Find dx/dy by implicit differentiation
x^2y+y^2x
P.S: It's calculus
Differentiate with respect to y, recognizing that x is a function of y.
You cannot "find" dx/dy unless you write an equation. You have only written a formula for a function g(x,y).
If x^2*y + y^2*x = C (any constant), then
x^2 + y*2x*dx/dy + 2yx + y^2 dx/dy = 0
dx/dy(y^2x + y^2) = -x^2 -2yx
dx/dy = -x(x-2y)/[y^2(1+x)]
I think you want this equal to a constant if you want a solutionyou want dx/dy so differentiate wrt y
x^2 + y 2 x dx/dy+ y^2 dx/dy + x 2 y
= x^2 + 2 xy dx/dy + y^2 dx/dy + 2 x y
= dx/dy (2xy + y^2) + x^2 + 2xy
now if the right hand were a constant, then that = 0 so
dx/dy = -(x^2+2xy)/(y^2+2xy)
y = x^2y+y^2x
dy/dx = 2y X^2y-1 + 2x Y^2x-1
To find dx/dy by implicit differentiation, you'll need to differentiate both sides of the equation with respect to y, treating x as a function of y. Let's assume the equation is:
x^2y + y^2x = 0
To differentiate this equation implicitly, follow these steps:
Step 1: Differentiate both terms with respect to y using the product rule and chain rule.

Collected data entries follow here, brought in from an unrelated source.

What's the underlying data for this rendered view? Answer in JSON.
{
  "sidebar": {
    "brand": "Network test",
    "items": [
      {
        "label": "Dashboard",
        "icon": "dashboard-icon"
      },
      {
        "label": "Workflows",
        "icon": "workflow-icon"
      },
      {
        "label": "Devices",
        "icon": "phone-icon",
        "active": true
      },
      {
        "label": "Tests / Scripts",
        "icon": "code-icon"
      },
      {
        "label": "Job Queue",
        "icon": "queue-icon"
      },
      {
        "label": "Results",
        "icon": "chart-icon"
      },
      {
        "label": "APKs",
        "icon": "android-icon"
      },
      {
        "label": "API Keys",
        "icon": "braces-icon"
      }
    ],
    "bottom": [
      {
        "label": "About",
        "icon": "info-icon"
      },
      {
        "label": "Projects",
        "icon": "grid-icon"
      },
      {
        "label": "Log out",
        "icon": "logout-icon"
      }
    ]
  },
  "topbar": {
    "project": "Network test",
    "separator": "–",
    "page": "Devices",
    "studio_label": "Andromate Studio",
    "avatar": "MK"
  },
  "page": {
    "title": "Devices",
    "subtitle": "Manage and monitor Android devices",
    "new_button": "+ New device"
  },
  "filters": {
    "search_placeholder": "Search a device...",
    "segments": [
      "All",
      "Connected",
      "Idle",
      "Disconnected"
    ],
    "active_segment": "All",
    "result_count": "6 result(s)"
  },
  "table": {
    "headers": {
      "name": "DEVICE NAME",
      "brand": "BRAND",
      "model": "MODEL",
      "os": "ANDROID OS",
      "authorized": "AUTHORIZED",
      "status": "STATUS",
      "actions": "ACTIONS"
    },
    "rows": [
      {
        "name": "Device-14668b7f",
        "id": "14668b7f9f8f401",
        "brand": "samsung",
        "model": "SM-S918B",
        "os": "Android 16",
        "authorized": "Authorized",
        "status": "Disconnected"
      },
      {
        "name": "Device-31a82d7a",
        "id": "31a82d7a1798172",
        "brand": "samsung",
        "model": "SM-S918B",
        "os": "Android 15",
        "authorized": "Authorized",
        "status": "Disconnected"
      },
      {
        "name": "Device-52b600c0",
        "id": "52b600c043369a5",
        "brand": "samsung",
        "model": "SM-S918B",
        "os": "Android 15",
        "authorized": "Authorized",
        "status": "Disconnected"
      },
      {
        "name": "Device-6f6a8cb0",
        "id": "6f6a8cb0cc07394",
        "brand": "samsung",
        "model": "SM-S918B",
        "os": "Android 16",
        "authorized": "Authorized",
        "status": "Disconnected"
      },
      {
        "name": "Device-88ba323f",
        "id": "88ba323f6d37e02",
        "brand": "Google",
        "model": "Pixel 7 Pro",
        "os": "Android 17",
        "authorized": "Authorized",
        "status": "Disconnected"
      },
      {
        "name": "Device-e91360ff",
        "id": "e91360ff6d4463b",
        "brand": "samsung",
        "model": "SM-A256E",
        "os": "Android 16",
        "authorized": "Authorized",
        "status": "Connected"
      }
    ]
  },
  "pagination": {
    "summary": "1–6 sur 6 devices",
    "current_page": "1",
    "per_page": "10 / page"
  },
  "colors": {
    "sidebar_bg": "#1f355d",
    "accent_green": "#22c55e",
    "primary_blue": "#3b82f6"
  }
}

For the term x^2y, apply the product rule:
d/dy (x^2y) = 2xy + x^2(dy/dx)
For the term y^2x, apply the product rule:
d/dy (y^2x) = 2yx + y^2(dx/dy)
Step 2: Combine the differentiated terms on one side of the equation.
2xy + x^2(dy/dx) + 2yx + y^2(dx/dy) = 0
Step 3: Rearrange the equation and isolate dx/dy.
x^2(dy/dx) + y^2(dx/dy) = -2xy - 2yx
Step 4: Solve for dx/dy.
To solve for dx/dy, divide both sides of the equation by y^2:
(dx/dy) = (-2xy - 2yx) / (x^2 + y^2)
So, the derivative dx/dy is given by (-2xy - 2yx) / (x^2 + y^2).
Note: Be careful to differentiate correctly using the chain rule when differentiating terms with x's. Make sure to take into account that y is treated as a function of x.